My coach in college, Joe Reilly, would always give us the same speech before every road trip. One that detailed our commitment to the team, the program and the school. The word he always used was "ambassadors", that we were ambassadors of the school. While we by no means held an official state-appointed title, his intention was correct in calling us representatives of those entities because wherever we went, we would be remembered for the school we were from. If someone had never heard of our school, we would be the first impression and our coach made sure that this impression was a good one.

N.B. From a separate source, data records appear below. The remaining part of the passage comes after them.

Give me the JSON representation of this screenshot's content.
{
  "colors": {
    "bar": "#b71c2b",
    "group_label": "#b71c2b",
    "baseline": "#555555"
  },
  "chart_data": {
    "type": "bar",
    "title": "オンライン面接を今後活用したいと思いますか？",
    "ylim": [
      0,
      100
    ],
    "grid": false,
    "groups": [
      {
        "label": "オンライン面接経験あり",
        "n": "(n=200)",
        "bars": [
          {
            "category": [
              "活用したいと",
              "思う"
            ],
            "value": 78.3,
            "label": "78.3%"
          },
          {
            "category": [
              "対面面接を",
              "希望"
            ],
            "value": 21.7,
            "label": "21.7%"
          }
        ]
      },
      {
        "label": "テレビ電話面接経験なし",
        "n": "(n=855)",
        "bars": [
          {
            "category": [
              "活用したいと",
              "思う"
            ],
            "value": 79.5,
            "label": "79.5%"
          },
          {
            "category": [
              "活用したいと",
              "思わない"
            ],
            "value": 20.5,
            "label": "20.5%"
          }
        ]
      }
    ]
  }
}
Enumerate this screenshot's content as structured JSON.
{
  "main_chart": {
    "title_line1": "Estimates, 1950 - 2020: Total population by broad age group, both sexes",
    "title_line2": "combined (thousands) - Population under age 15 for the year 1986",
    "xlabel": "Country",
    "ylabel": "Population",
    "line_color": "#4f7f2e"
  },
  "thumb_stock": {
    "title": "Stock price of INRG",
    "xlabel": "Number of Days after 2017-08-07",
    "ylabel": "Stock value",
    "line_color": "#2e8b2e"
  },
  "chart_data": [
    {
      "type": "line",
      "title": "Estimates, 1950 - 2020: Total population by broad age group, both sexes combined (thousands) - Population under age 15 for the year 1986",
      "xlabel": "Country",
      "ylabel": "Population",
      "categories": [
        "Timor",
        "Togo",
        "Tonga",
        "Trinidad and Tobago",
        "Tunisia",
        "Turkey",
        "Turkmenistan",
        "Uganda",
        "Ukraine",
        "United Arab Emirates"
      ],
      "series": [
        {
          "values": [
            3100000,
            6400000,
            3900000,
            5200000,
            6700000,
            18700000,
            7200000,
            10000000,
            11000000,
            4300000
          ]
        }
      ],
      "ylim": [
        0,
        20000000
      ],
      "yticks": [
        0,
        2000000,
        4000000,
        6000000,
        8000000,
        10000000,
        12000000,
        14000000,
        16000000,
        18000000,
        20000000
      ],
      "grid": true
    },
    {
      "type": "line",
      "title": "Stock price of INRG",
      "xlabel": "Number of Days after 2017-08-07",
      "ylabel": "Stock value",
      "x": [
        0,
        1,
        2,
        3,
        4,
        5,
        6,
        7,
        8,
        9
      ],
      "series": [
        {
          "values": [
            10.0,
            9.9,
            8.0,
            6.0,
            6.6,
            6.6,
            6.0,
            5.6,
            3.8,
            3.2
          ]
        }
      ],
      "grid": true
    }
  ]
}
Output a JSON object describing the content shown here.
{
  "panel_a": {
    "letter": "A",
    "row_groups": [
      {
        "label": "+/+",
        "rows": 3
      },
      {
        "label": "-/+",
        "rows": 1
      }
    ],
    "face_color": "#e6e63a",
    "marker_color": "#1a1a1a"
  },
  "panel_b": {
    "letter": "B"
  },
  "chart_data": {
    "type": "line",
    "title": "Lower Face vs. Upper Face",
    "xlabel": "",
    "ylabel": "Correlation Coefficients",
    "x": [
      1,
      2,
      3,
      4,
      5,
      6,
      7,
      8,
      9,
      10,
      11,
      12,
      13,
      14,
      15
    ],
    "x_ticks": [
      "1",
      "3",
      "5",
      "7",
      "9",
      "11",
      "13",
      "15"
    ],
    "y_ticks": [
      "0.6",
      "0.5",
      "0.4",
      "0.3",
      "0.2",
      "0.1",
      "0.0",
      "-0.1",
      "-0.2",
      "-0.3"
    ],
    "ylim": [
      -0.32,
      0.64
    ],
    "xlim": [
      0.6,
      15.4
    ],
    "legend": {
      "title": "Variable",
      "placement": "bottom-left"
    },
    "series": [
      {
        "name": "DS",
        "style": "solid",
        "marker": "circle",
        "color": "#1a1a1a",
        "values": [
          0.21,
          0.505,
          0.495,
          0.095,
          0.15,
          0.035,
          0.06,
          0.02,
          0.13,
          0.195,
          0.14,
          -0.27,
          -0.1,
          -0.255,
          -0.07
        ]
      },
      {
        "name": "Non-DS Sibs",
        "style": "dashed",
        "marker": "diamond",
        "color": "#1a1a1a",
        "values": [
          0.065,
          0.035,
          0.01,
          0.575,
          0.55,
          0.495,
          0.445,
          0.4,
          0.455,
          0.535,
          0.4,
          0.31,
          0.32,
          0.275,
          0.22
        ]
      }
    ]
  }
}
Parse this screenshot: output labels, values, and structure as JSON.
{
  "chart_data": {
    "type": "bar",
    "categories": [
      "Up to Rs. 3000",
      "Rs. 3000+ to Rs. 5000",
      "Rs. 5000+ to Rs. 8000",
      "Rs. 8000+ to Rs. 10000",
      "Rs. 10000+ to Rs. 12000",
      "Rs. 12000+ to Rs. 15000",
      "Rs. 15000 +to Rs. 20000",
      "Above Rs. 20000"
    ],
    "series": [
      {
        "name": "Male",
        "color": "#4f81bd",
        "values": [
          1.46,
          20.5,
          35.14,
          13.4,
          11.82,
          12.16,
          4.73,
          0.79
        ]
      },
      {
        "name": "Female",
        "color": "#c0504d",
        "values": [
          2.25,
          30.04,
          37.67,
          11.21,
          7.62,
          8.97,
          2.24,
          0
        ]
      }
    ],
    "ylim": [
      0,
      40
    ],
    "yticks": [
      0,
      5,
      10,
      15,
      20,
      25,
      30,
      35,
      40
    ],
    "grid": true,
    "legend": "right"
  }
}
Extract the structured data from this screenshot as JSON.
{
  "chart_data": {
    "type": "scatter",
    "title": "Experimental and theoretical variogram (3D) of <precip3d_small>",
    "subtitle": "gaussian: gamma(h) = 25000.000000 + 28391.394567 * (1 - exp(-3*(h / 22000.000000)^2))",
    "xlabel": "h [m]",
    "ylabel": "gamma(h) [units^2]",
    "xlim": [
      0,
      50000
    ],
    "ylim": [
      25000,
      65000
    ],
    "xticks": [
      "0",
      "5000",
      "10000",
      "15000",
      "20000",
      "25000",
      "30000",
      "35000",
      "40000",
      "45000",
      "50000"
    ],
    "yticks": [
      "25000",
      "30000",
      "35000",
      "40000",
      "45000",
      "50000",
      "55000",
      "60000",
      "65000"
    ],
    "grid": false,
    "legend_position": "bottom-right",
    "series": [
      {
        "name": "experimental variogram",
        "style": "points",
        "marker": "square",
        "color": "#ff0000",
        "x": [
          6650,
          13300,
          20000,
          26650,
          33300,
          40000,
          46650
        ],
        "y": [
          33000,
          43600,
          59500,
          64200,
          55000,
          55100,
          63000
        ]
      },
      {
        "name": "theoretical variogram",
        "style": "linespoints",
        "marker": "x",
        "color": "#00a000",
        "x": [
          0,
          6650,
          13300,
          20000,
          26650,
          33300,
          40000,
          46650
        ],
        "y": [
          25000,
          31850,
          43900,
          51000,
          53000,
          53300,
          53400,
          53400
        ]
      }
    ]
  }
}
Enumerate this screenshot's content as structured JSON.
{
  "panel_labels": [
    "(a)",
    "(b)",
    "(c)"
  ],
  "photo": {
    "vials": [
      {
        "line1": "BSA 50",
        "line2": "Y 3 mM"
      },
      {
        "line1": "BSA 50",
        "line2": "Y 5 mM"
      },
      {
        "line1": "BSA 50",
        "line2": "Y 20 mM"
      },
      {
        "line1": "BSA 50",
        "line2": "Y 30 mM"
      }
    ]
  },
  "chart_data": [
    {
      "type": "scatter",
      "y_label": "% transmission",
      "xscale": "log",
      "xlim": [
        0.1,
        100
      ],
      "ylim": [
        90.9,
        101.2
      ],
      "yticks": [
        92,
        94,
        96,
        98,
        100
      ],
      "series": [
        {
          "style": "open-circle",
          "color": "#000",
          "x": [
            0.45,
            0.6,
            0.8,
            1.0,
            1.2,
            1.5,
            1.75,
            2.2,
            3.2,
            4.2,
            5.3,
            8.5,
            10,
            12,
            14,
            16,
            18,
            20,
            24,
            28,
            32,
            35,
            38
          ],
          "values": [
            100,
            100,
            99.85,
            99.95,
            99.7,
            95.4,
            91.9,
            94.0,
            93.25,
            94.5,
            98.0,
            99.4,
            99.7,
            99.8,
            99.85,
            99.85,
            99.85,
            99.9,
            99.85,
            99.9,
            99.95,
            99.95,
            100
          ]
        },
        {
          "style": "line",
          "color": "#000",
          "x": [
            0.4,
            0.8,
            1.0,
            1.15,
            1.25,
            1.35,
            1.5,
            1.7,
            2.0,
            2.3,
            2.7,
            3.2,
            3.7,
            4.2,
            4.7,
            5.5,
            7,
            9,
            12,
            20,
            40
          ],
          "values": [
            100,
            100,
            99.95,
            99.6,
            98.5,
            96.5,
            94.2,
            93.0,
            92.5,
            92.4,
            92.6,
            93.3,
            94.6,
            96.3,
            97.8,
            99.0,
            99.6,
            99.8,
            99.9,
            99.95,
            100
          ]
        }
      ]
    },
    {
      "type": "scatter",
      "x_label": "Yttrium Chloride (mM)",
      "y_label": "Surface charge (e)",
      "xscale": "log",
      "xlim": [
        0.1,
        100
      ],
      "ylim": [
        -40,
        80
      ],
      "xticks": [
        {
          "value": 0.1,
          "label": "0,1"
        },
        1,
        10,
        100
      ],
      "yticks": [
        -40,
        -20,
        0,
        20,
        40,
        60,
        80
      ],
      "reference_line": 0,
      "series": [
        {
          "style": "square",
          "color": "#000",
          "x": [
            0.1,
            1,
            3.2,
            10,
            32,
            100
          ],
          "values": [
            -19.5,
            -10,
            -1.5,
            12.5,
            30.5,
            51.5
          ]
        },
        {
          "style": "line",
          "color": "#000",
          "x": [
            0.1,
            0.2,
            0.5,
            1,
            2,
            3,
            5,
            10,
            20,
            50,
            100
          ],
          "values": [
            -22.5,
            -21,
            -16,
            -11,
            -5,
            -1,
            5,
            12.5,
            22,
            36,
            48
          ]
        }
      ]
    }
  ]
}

During my trip through Europe I came across many unofficial ambassadors. The customs agent at the gate in Paris, the hostel front desk worker in Milan, the train conductor in Venice and many others. What these people may or may not have understood is that they were not just customs agents or train conductors but also someone's first impression of that country. They could be a reason a person develops a personal stereotype of a country. While most of my first impressions were pleasant, one in particular stands out to me. The hostel front desk clerk in Milan aptly named "Lucky." In the brief 10 minutes it took to check me in Lucky and I chatted about our back stories, I from the States living in Ireland, him from Egypt living in Milan. During this brief interaction I could tell that he was a good hearted and honest person. In an effort to lighten my travel bag I took out a bottle of wine and gave it to him. His response proved my notion true that he was a genuine man. Upon accepting the bottle, he looked at his computer, said "let me check something" and to my welcomed surprised bumped my reservation up to a huge private room with a balcony. After a long day of train delays and missed connections all it took was a welcoming face to make me realize the headache of travel was worth it. Lucky may have been from Egypt, but for me he was the first interaction in Italy and because of him Italy had started off on the right foot in my mind.
This is something I have noticed in my time away from the States. That many people have a certain perception or stereotype of Americans that is drawn from a few interactions with random people. Unfortunately that perception is often times not positive. So next time you tell someone where your from, or travel to a different place, know that you may be that persons first impression of your country, school, or religion, so make sure that that impression is a good one, cause you never know how it will be remembered.